Apel Miliki 100 Juta Bakteri, Ternyata Ini Akibatnya

by
Para ilmuwan menemukan bahwa apel organik memiliki komunitas bakteri yang lebih beragam dan seimbang.

FAJAR.CO.ID, JAKARTA– Apel menjadi salah buah yang paling banyak dikonsumsi manusia di seluruh dunia. Produksi Apple juga dikabarkan terus meningkat, bahkan 83 juta aple ditanam pada 2018.

Dalam sebuah studi baru, para ilmuwan menganalisis microbiome apel untuk mendeteksi perbedaan antara jaringan dan dampak dari manajemen organik dan konvensional.

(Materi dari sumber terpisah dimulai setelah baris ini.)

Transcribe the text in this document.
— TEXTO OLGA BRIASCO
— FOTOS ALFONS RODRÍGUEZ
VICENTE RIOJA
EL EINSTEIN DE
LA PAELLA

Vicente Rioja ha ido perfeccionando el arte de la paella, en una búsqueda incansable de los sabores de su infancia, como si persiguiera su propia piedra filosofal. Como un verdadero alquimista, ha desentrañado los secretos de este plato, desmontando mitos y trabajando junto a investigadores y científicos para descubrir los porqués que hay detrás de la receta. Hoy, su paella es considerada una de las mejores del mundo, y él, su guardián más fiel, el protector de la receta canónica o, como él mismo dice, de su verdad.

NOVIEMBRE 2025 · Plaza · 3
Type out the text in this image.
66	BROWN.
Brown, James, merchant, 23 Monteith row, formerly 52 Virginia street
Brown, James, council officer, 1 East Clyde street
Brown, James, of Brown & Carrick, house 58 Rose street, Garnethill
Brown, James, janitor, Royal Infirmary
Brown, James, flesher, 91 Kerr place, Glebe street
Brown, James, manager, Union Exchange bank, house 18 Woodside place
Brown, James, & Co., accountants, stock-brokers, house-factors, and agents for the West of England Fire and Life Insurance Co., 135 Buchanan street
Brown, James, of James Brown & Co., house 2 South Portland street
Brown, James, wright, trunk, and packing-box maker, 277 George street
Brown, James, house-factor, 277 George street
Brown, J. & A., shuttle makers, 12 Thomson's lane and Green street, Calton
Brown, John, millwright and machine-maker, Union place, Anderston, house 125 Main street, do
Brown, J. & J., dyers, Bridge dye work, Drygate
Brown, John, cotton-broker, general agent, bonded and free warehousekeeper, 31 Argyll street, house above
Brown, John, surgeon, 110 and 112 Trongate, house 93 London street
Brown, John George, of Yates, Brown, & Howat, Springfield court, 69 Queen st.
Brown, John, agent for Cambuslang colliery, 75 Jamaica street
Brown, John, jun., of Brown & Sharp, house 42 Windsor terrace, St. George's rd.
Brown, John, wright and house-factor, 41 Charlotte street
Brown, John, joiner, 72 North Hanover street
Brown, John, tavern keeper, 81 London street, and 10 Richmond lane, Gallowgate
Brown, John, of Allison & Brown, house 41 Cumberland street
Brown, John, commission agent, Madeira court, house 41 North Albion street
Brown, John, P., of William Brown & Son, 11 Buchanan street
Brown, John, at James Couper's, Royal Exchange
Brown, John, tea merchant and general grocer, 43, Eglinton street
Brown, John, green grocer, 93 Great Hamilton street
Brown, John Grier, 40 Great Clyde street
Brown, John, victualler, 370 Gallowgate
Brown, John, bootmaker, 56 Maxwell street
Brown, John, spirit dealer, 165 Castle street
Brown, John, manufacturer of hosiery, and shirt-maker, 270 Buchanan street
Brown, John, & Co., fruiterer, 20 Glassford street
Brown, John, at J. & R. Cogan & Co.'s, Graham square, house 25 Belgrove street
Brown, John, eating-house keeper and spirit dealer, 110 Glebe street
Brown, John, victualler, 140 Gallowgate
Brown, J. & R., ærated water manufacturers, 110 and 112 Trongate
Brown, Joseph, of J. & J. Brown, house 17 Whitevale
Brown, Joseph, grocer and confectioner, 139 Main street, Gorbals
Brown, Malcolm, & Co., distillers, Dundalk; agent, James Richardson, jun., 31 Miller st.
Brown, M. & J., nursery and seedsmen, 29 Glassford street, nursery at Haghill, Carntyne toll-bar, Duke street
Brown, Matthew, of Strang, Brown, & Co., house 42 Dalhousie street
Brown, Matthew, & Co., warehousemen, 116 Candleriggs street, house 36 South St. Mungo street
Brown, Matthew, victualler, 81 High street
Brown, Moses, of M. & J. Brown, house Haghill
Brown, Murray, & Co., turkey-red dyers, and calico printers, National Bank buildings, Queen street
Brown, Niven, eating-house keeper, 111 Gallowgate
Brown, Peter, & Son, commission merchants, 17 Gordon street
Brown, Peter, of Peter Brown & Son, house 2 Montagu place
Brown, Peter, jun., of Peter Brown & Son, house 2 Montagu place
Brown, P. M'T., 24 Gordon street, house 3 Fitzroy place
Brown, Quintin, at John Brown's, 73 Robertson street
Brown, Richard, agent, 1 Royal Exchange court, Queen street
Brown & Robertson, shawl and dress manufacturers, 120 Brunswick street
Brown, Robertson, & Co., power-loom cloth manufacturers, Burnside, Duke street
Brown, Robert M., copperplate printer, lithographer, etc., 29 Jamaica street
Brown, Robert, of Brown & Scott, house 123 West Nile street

Dilansir dari laman Tech Explorist, Kamis (25/7/2019) para ilmuwan menemukan bahwa apel organik memiliki komunitas bakteri yang lebih beragam dan seimbang. Bakteri tersebut dapat membuat Apel Organik lebih sehat dan lebih enak daripada apel konvensional, serta lebih baik bagi lingkungan.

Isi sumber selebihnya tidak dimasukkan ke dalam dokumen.